Before I divulge into my story, I want to be clear this post is in no way, shape or form, meant to be taken as medical advice. I am not a medical professional. I am just a person who struggles with mental heath. The goal of this post is not to influence anyone's opinions on anxiety medications. Recovering from any mental health illness is a unique and individualistic process, suited to each person, there is no one-cure fits all. I simply just want to share my experience.
I have made the decision to no longer pursue depression or anxiety medications. I have been quite nervous, consequently, to speak to my psychologist at the hospital. I do not want the professionals helping me, to feel as though I do not value or respect their opinions or the treatment plan they have come up with. However, I no longer have the same desire to attempt this path of treatment. Therefore, I did something, most professionals would advise patients against doing, and I stopped taking the recommended dose of my medication.
To backtrack a little, I have tried five different anti-anxiety and depression medications to date. In order, I have taken, Cipralex, Pristiq, Wellbutrin XL, Celexa and Cymbalta. Furthermore, after trying these medications for over a year and a half, I have not noticed a substantial enough difference, in my general mood and anxiety-level, to justify taking these types of drugs anymore. In other words, I do not feel all that different, from how I initially felt before I started this whole process. That being said, when I was at my lowest moment, I was in a suicidal place and I am no longer in that dark of a place or in the same general vicinity. However, I do not believe the medications, truthfully, were much of an aid in the process. I believe all my progress is a direct result of cognitive behavioral therapy. As a result, these medications, just feel like an external force messing with my body.

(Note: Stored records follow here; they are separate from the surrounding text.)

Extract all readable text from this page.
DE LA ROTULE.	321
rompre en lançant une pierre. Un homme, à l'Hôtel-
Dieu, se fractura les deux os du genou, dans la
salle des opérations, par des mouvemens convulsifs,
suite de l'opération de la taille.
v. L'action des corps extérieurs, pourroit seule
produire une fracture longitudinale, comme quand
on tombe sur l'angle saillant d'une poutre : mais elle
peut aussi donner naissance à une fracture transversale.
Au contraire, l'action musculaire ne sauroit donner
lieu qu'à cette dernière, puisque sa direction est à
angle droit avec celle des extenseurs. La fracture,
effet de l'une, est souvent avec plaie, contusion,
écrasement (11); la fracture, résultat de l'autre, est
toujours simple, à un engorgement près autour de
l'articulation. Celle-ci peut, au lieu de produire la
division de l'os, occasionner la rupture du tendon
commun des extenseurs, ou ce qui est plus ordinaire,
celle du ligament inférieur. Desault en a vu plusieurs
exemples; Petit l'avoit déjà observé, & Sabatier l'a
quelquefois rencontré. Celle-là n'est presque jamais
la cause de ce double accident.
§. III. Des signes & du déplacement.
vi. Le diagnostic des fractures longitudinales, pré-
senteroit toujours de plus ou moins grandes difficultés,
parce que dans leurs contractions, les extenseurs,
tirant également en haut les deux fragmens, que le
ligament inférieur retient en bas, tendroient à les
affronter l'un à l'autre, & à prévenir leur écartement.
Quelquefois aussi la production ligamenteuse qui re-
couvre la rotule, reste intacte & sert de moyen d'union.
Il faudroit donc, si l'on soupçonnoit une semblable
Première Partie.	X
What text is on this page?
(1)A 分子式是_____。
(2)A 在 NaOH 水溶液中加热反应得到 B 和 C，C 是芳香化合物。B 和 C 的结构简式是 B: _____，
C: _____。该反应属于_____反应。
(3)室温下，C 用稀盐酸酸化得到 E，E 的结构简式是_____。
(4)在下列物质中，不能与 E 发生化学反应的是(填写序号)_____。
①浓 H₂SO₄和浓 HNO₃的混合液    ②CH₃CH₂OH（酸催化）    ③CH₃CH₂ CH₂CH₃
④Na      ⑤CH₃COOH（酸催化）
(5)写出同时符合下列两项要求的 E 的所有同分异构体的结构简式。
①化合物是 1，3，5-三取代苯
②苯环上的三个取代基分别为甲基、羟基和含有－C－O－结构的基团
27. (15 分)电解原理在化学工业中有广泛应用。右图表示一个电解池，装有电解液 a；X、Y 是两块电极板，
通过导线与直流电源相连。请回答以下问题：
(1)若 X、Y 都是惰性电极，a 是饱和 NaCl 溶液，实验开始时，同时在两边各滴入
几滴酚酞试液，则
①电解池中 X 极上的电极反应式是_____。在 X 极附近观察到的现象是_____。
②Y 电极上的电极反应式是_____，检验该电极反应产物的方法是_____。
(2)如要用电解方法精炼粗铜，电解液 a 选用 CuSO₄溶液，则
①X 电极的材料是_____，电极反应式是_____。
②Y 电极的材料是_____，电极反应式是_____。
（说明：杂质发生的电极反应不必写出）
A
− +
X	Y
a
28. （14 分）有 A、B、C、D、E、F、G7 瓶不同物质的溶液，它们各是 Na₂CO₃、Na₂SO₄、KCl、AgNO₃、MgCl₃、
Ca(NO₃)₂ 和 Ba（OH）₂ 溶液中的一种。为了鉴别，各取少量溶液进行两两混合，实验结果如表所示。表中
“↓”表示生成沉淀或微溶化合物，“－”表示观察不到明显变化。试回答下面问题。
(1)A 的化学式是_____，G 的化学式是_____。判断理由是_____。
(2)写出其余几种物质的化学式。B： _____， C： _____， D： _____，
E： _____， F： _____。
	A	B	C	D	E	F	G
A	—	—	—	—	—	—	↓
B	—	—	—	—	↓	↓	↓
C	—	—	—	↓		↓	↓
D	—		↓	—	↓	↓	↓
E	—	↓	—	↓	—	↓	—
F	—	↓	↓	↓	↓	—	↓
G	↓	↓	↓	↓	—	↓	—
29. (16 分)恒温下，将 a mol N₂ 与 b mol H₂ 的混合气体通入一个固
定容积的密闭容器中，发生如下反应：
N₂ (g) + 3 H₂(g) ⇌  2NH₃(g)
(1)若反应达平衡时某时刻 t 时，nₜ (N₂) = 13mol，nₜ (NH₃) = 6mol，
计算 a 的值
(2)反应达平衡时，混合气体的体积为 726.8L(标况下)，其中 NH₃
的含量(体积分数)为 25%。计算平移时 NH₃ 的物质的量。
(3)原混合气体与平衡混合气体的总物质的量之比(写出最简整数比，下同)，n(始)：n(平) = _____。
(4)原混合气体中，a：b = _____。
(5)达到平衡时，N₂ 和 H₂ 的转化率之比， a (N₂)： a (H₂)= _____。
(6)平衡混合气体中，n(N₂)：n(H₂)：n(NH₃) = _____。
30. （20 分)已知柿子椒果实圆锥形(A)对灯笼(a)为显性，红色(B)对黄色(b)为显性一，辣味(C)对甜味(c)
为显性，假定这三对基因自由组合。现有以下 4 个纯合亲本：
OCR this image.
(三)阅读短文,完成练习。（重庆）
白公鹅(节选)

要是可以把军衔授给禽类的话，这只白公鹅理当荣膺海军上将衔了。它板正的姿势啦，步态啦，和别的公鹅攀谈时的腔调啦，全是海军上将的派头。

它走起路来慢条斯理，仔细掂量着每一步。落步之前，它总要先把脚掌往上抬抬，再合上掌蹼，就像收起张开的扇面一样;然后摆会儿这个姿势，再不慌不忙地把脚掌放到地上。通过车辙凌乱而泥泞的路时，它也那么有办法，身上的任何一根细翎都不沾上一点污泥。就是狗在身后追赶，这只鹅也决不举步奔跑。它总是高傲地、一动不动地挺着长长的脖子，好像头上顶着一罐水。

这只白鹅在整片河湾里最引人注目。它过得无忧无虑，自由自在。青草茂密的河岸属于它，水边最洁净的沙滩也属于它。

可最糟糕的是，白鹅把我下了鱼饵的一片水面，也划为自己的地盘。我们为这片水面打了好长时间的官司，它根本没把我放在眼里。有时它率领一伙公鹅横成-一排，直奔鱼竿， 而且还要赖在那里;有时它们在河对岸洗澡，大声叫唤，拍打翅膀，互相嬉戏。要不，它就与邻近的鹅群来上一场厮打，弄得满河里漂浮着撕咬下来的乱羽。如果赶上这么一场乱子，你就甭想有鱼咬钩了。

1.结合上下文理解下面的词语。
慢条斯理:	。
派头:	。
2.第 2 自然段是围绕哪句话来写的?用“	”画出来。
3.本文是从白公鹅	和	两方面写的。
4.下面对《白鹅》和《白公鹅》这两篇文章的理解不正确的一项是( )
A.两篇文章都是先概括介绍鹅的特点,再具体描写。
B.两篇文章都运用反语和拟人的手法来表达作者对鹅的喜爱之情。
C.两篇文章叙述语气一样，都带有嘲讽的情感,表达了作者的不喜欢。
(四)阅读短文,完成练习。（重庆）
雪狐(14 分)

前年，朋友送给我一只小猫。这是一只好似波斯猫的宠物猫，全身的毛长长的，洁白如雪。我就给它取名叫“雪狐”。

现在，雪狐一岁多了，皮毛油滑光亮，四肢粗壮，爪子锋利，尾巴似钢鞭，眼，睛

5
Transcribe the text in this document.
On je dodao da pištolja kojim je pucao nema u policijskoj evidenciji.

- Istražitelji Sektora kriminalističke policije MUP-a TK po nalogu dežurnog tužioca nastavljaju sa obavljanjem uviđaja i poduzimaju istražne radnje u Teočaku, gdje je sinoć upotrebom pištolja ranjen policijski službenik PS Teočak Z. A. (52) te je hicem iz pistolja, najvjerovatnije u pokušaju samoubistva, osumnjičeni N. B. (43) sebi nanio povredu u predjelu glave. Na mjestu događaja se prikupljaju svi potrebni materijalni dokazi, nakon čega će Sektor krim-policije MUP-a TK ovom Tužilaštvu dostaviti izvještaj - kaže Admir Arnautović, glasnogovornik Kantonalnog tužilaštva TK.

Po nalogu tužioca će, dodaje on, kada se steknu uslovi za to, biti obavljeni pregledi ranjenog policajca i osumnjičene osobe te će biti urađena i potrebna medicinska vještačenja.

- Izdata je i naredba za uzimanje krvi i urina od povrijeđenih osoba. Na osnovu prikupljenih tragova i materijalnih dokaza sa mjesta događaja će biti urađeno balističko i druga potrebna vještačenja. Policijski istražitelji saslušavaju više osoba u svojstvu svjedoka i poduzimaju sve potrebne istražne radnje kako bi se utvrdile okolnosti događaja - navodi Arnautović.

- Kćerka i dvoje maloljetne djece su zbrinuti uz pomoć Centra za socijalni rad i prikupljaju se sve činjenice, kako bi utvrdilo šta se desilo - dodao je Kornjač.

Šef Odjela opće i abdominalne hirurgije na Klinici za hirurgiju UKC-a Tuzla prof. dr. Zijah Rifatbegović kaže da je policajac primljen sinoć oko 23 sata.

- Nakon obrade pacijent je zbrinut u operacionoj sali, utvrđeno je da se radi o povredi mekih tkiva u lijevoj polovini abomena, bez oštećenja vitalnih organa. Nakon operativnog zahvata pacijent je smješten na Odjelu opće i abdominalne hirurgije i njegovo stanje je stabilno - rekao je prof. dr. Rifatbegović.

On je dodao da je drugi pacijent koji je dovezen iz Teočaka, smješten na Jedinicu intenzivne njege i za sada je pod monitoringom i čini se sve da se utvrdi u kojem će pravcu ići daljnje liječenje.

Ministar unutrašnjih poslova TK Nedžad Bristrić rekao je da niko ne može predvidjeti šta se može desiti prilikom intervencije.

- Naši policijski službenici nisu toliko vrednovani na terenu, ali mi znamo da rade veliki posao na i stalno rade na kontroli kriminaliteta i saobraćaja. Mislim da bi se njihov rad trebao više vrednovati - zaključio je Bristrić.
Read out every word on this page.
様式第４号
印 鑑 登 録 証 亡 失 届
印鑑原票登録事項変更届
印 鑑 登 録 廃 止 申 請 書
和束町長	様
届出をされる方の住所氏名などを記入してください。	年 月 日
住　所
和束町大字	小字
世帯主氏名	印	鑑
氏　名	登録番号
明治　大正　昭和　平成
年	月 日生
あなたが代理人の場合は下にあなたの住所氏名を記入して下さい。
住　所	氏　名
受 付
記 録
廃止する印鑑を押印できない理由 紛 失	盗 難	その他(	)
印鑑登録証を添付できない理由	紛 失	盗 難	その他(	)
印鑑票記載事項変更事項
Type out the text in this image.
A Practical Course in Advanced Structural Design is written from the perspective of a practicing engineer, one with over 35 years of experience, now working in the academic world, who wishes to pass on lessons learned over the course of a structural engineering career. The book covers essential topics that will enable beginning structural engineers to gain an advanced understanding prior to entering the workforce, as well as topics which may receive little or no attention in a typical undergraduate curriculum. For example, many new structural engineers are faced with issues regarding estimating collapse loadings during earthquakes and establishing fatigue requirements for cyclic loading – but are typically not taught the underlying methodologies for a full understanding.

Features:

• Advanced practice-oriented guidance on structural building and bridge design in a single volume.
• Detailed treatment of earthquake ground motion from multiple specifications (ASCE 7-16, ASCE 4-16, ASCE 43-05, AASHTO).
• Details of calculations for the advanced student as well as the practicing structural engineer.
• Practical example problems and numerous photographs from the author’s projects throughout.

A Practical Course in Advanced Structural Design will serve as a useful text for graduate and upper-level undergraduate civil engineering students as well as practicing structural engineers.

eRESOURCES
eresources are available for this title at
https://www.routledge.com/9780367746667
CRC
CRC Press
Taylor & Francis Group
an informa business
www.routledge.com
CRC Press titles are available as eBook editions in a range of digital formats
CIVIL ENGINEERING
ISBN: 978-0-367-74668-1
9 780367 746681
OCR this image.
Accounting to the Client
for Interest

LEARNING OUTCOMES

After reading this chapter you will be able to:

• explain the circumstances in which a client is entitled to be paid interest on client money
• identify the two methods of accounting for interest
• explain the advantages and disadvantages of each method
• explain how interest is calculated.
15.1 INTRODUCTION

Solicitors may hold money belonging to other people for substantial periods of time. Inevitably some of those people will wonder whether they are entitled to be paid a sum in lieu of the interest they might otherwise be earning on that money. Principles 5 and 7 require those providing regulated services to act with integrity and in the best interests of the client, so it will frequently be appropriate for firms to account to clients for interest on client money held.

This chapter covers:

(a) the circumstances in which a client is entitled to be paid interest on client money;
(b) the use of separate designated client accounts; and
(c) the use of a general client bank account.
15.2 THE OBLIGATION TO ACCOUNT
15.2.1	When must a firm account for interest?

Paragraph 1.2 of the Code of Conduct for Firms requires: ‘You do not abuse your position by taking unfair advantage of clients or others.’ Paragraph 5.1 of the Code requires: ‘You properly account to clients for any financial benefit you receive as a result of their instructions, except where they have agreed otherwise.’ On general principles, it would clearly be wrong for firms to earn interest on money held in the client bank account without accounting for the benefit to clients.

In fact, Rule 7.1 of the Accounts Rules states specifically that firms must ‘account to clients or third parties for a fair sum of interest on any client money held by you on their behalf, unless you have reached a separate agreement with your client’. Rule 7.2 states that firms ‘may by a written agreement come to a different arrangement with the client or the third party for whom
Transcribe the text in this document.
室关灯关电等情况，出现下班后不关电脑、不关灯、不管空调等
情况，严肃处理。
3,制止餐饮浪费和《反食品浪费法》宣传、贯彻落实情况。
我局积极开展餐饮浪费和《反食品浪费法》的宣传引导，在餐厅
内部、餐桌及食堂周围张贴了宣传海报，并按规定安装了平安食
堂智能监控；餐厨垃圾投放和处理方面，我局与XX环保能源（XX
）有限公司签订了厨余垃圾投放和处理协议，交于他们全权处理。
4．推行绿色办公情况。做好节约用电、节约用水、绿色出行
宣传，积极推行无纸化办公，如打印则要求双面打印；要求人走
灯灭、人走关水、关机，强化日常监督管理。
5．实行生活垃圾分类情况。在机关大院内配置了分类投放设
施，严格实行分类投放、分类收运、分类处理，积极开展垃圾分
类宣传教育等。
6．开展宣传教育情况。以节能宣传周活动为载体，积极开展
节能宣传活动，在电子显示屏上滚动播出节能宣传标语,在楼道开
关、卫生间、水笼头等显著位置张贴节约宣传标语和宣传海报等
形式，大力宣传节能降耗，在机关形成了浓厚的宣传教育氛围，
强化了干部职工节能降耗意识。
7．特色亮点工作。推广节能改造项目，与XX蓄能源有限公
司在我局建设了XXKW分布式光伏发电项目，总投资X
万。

Although, my feelings towards these medications are valid, the one improvement I could have made, was consulting with my doctors first. For that reason, I went into my appointment, fully expecting a lecture on this very issue. However, I was more than relieved, when he was completely supportive of my decision to stop with the medication and encouraged me to keep the lines of communication open, whenever I may need it.
It is important to note, I did not abruptly stop taking my medication or start reducing it blindly. I did a lot of research, before I came up with a plan to stagger myself off of the medication. It is crucial to gather all the information possible, before making a decision to come off or reduce anxiety medication for two major reasons. First of all, it is common for people to stop taking medication and relapse, consequently, because the meds were more effective than they realize. Therefore, it is vital to recognize any signs of relapse and monitor your mood and any thoughts of hurting yourself. Secondly, you should know what physical withdrawal symptoms are normal and to be expected.
Overall, apart from some pretty miserable nausea, my transition to being med-free has been pretty smooth. My energy level has improved. I have been able to tackle more exposures than in the past. My depression symptoms have not worsened. My social anxiety is still very much prevalent, but I am working on making it more manageable everyday.